El
texto de Ow y Maturana (2014) postula tres miradas para la lectura de imágenes
basadas en la hipótesis metafuncional de
Halliday (Semiótica Social 1982,
2014). Como exponen los autores: “La hipótesis metafuncional postula que en
todas las lenguas los sistemas de contenido se organizan en los componentes
ideacional, interpersonal y textual”. Este modelo es aplicado al análisis libro
álbum de Paloma Valdivia (2010) Es así,
dividiendo la lectura global en las miradas ideacional, interpersonal y
textual. De esta manera, la primera mirada proporciona herramientas para
analizar una imagen en su contexto social (Ow y Maturana 2014:6). En esta
mirada, es necesario indagar en diferentes aspectos: las representaciones
narrativas (entendidas como imágenes que narran acciones a través de un vector
que indica procesos de desplazamiento (acción) o mirada (reacción)), la
representación de los personajes (como se presentan los personajes de la
imagen, de cuerpo entero o solo una parte de ellos) y la representación de las
circunstancias (aquellos personajes o elementos secundarios, cómo se muestran y
qué relación establecen con los protagonistas de la imagen).
La
segunda mirada abarca el espacio interpersonal de la imagen, donde se consideran
dos tipos de participantes: representados (personas, cosas y lugares
involucrados en la imagen) e interactivos (el productor y el receptor de la
imagen). Con respecto a los personajes interactivos, los autores exponen que el
espectador de la imagen puede estar incluido en esta (como demanda) o
integrarse como sujeto que contempla la imagen (oferta). La perspectiva en la que se dispone la imagen
también apela a la integración del receptor, ya que un punto de vista frontal
implica un receptor como demanda, mientras que un punto de vista oblicuo, lo
incluye como oferta. Por último, en la segunda mirada se debe indagar en la
forma en que se presenta visualmente a los personajes, ya sea minimalista,
genérica o naturalista (esta última es la que representa a las personas como si
fueran reales, utilizando un repertorio emocional más variado.
La
última mirada es la textual, aquí se indaga en los aspectos de organización de
la imagen, que disponen y permiten la posterior interpretación y la comprensión
del plano ideacional de esta. Con respecto a esta mirada se debe indagar en
distintos aspectos, en primer lugar, en el valor informativo o polarización que
se constituye por tres polos: lo dado y lo nuevo, lo ideal y real y el núcleo y
la periferia. Los autores exponen que una imagen organiza (en Occidente) la
información conocida y la nueva de izquierda a derecha, mientras que en los
polos superior e inferior se representan lo ideal y lo real.

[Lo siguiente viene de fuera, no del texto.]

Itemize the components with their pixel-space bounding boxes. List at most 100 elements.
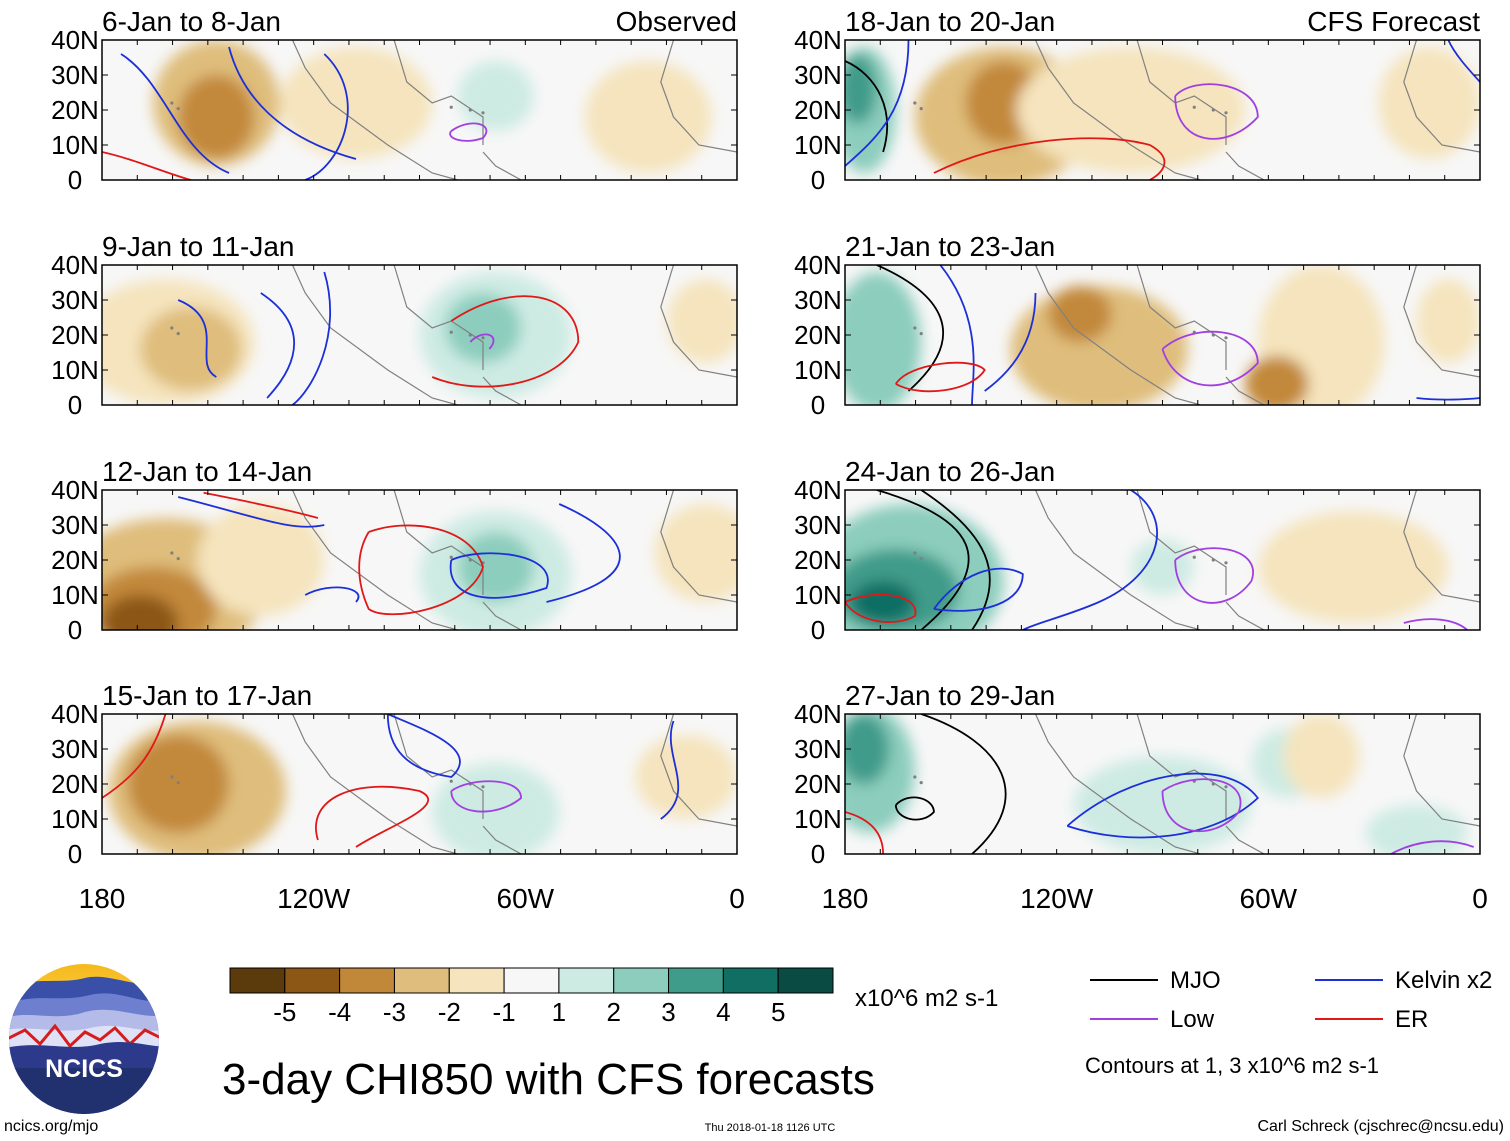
map-panel: 40N 30N 20N 10N 0 27-Jan to 29-Jan 180 120W 60W 0 — [794, 680, 1488, 914]
contour-line — [102, 151, 192, 180]
anomaly-shade — [444, 293, 522, 363]
coastline — [291, 714, 737, 854]
colorbar-tick-label: 4 — [716, 997, 730, 1027]
contour-line — [203, 491, 319, 519]
contour-line — [450, 780, 523, 813]
colorbar-swatch — [448, 967, 505, 994]
anomaly-shade — [845, 54, 877, 124]
lon-tick-label: 0 — [729, 883, 745, 914]
island — [176, 332, 180, 336]
colorbar-tick-label: 2 — [606, 997, 620, 1027]
map-panel: 40N 30N 20N 10N 0 9-Jan to 11-Jan — [51, 231, 738, 420]
contour-line — [304, 586, 360, 603]
colorbar-swatch — [229, 967, 286, 994]
anomaly-shade — [1245, 356, 1309, 405]
anomaly-shade — [140, 307, 242, 391]
anomaly-shade — [654, 504, 737, 602]
contour-line — [660, 720, 680, 820]
anomaly-shade — [1073, 756, 1252, 854]
lat-tick-label: 30N — [794, 285, 842, 315]
contour-line — [984, 292, 1037, 392]
island — [170, 551, 174, 555]
lat-tick-label: 20N — [794, 320, 842, 350]
contour-line — [1447, 40, 1480, 83]
island — [919, 557, 923, 561]
lat-tick-label: 30N — [51, 285, 99, 315]
lat-tick-label: 0 — [68, 165, 82, 195]
lat-tick-label: 10N — [794, 804, 842, 834]
lon-tick-label: 120W — [277, 883, 351, 914]
map-panel: 40N 30N 20N 10N 0 24-Jan to 26-Jan — [794, 456, 1481, 645]
island — [170, 775, 174, 779]
colorbar-tick-label: -2 — [438, 997, 461, 1027]
contour-line — [449, 552, 549, 599]
lat-tick-label: 0 — [811, 390, 825, 420]
island — [1211, 558, 1215, 562]
island — [481, 785, 485, 789]
colorbar-swatch — [668, 967, 724, 994]
lat-tick-label: 0 — [68, 615, 82, 645]
map-panel: 40N 30N 20N 10N 0 12-Jan to 14-Jan — [51, 456, 738, 645]
lat-tick-label: 10N — [794, 580, 842, 610]
colorbar-swatch — [613, 967, 670, 994]
island — [176, 781, 180, 785]
coastline — [1034, 265, 1480, 405]
lat-tick-label: 30N — [794, 60, 842, 90]
contour-line — [1403, 618, 1468, 630]
ncics-logo-text: NCICS — [45, 1055, 123, 1083]
panel-period-title: 9-Jan to 11-Jan — [102, 231, 295, 262]
anomaly-shade — [1283, 714, 1360, 798]
lat-tick-label: 10N — [51, 804, 99, 834]
colorbar-tick-label: 3 — [661, 997, 675, 1027]
colorbar-tick-label: -1 — [493, 997, 516, 1027]
lat-tick-label: 30N — [794, 510, 842, 540]
anomaly-shade — [845, 714, 890, 784]
panel-period-title: 6-Jan to 8-Jan — [102, 6, 281, 37]
contour-line — [845, 811, 884, 854]
legend-label: MJO — [1170, 967, 1221, 994]
contour-line — [260, 292, 295, 399]
legend-label: Low — [1170, 1006, 1215, 1033]
island — [1224, 336, 1228, 340]
contour-line — [431, 295, 580, 388]
island — [913, 551, 917, 555]
island — [1211, 108, 1215, 112]
island — [468, 333, 472, 337]
anomaly-shade — [584, 61, 712, 173]
lat-tick-label: 20N — [51, 769, 99, 799]
map-panel: 40N 30N 20N 10N 0 15-Jan to 17-Jan 180 120W 60W 0 — [51, 680, 745, 914]
island — [449, 779, 453, 783]
contour-line — [895, 361, 986, 393]
footer-site: ncics.org/mjo — [4, 1118, 98, 1135]
island — [1211, 782, 1215, 786]
island — [1224, 785, 1228, 789]
contour-line — [315, 785, 429, 848]
coastline — [1034, 490, 1480, 630]
contour-line — [228, 46, 357, 160]
island — [176, 557, 180, 561]
colorbar: -5 -4 -3 -2 -1 1 2 3 4 5 x10^6 m2 s-1 — [229, 967, 998, 1027]
anomaly-shade — [178, 75, 255, 159]
lon-tick-label: 180 — [822, 883, 869, 914]
lat-tick-label: 30N — [794, 734, 842, 764]
coastline — [1034, 40, 1480, 180]
anomaly-shade — [1016, 47, 1246, 173]
anomaly-shade — [635, 735, 737, 819]
island — [481, 111, 485, 115]
contour-line — [933, 137, 1166, 180]
contour-line — [358, 524, 484, 616]
island — [919, 107, 923, 111]
map-panel: 40N 30N 20N 10N 0 18-Jan to 20-Jan CFS Forecas… — [794, 6, 1481, 195]
panel-period-title: 18-Jan to 20-Jan — [845, 6, 1055, 37]
contour-line — [102, 714, 167, 799]
colorbar-swatch — [503, 967, 560, 994]
contour-line — [120, 53, 230, 174]
island — [468, 558, 472, 562]
island — [919, 332, 923, 336]
contour-line — [177, 496, 325, 528]
colorbar-tick-label: 5 — [771, 997, 785, 1027]
lat-tick-label: 20N — [51, 95, 99, 125]
anomaly-shade — [1257, 511, 1449, 623]
island — [1192, 105, 1196, 109]
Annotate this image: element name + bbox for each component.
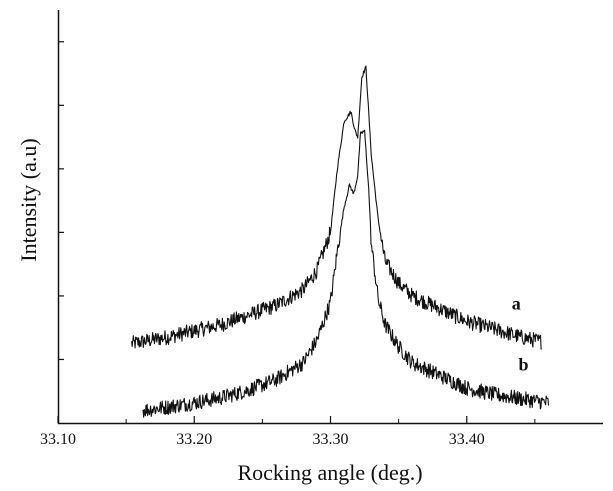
plot-frame <box>57 10 603 425</box>
series-a-line <box>131 65 542 350</box>
series-a-label: a <box>512 294 521 314</box>
x-tick-label: 33.20 <box>176 431 212 448</box>
x-tick-label: 33.30 <box>313 431 349 448</box>
y-ticks <box>58 41 64 361</box>
x-axis-label: Rocking angle (deg.) <box>237 460 422 485</box>
x-tick-label: 33.10 <box>40 431 76 448</box>
series-b-label: b <box>519 355 529 375</box>
y-axis-label: Intensity (a.u) <box>16 138 41 261</box>
series-b-line <box>142 129 550 418</box>
x-tick-label: 33.40 <box>449 431 485 448</box>
x-ticks: 33.10 33.20 33.30 33.40 <box>40 416 536 448</box>
series-group: ab <box>131 65 550 418</box>
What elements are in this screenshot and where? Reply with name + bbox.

Además, la imagen
puede disponer lo importante en el núcleo o centro, mientras que los aspectos
secundarios se incluyen en los alrededores o sectores periféricos de la imagen,
para dar relevancia a ciertos elementos.
En segundo lugar, se debe considerar la prominencia, donde en distintos
planos se disponen elementos que destacan sobre otros a través de la nitidez,
el difuminado, el tamaño, entre otros aspectos. Por último, hay que considerar
el enmarcado, ya que la información relevante puede organizarse en marcos más
pequeños que el de la imagen misma.
Estas
tres miradas son aplicadas por los autores para una lectura crítica y analítica
del libro álbum mencionado, si bien las tres miradas permiten una lectura
profunda de una imagen, dos ideas pueden ser destacadas en la propuesta de Ow y
Maturana. Por un lado, la segmentación de elementos que permite realizar un
análisis crítico sobre las tres miradas. Con respecto a esto, la imagen se
entiende como un texto que debe ser leído atentamente, desglosado en sus partes
y analizado de forma minuciosa, con el objetivo de comprender los elementos que
lo componen. Por otro lado, parece interesante la perspectiva que se integra
sobre el receptor de la imagen, ya que esta se entiende desde un enfoque
estético, producida para ser observada, donde quien contempla adquiere un papel
imprescindible.
El
análisis que propone los autores resulta útil e interesante como herramienta
didáctica para enseñar a los estudiantes a acercarse a una imagen. La inclusión
del espectador permite comprender cómo los textos, imágenes y discursos son
siempre intencionados y no inocentes, ya que apelan a un receptor de forma
directa o indirecta, incluyéndolo en la producción. El texto en cuestión es un
aporte para la enseñanza en establecimientos escolares, ya que posibilita un
aprendizaje interpretativo por parte de los estudiantes, a través de
herramientas claras, concisas y efectivas. La propuesta facilita en gran medida
la lectura crítica de imágenes y permite acercar a los estudiantes a distintos
elementos a los que se exponen día a día, favoreciendo la reflexión sobre
aquello que perciben y frente a lo que se exponen.